Buddhism and the Impossible
Like many religions, Buddhism is chock full of the impossible, from the Buddha’s diagnosis of the human condition in terms of the suffering involved in karma and rebirth to the nature of his awakening and his yogic powers. Virtually all traditional forms of Buddhism acknowledge some combination of these impossibilities. Yet, since its introduction in the West, Buddhism has enjoyed a unique reputation among the world’s religions as potentially compatible “science” (whatever that has meant at the time). Today, this includes a scientific materialism that denies the survival of consciousness after death as well as paranormal mental abilities.
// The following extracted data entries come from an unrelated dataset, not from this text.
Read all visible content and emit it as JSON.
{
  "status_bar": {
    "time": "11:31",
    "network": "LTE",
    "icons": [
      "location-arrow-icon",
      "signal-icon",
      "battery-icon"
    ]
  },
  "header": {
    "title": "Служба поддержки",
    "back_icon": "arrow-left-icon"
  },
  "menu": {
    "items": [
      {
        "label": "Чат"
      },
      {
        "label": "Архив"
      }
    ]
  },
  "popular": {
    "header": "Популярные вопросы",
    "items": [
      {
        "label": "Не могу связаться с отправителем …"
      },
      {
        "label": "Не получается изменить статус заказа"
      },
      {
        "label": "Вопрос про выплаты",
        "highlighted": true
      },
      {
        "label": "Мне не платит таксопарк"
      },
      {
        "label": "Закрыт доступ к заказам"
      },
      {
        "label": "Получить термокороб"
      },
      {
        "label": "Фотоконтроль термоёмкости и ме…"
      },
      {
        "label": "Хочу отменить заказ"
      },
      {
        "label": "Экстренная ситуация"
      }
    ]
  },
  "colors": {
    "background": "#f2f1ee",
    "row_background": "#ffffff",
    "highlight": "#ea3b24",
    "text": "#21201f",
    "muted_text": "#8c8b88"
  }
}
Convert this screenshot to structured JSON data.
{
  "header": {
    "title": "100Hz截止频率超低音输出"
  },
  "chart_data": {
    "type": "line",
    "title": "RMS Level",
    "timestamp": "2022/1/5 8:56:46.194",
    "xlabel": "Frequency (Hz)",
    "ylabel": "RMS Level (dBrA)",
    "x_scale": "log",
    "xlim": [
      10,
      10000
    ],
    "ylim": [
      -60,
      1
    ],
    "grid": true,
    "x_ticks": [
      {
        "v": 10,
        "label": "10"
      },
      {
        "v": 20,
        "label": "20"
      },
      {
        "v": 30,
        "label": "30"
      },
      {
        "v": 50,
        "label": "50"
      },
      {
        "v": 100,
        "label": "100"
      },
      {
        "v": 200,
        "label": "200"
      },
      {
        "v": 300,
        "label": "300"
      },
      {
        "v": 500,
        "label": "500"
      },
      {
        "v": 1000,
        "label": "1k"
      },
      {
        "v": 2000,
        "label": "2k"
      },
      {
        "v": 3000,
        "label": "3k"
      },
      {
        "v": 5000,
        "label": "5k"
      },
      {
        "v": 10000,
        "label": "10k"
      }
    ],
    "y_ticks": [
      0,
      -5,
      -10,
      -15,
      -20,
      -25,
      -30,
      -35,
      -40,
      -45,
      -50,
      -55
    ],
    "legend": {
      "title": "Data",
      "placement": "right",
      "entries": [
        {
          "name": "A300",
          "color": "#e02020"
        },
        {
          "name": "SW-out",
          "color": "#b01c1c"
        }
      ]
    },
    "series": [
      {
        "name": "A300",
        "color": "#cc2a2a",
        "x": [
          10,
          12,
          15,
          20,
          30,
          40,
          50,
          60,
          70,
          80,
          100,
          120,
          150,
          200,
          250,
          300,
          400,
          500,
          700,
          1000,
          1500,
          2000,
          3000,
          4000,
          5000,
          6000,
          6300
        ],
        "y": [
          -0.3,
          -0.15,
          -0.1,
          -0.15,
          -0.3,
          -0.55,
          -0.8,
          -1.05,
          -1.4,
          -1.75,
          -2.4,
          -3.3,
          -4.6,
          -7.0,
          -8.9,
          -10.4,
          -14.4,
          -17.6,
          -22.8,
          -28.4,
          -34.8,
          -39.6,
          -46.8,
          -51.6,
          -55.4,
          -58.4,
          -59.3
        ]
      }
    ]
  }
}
Defendants of this view argue that either the Buddha didn’t really say or mean what he is supposed to have said about human condition and nature of the mind, or that he would agree with an agnosticism toward these things that would allow “science” and “religion,” or the scientific and religious parts of Buddhism itself, to co-exist as “non-overlapping magisteria.” An alternative would be to take Buddhist claims about impossible things together with similar claims across different times and cultures to suggest the inadequacy of the dominant materialist framework.
After presenting a brief historical overview of the systematic exclusion of the impossible in the popular and academic reception of Buddhism in the West, this lecture will address how this exclusion affects the academic study of Buddhism, especially Buddhist philosophy, and what the academic study of Buddhism and other religious traditions might look like if every tier one research university not only had an (acknowledged) archive, but a Department of the Impossible.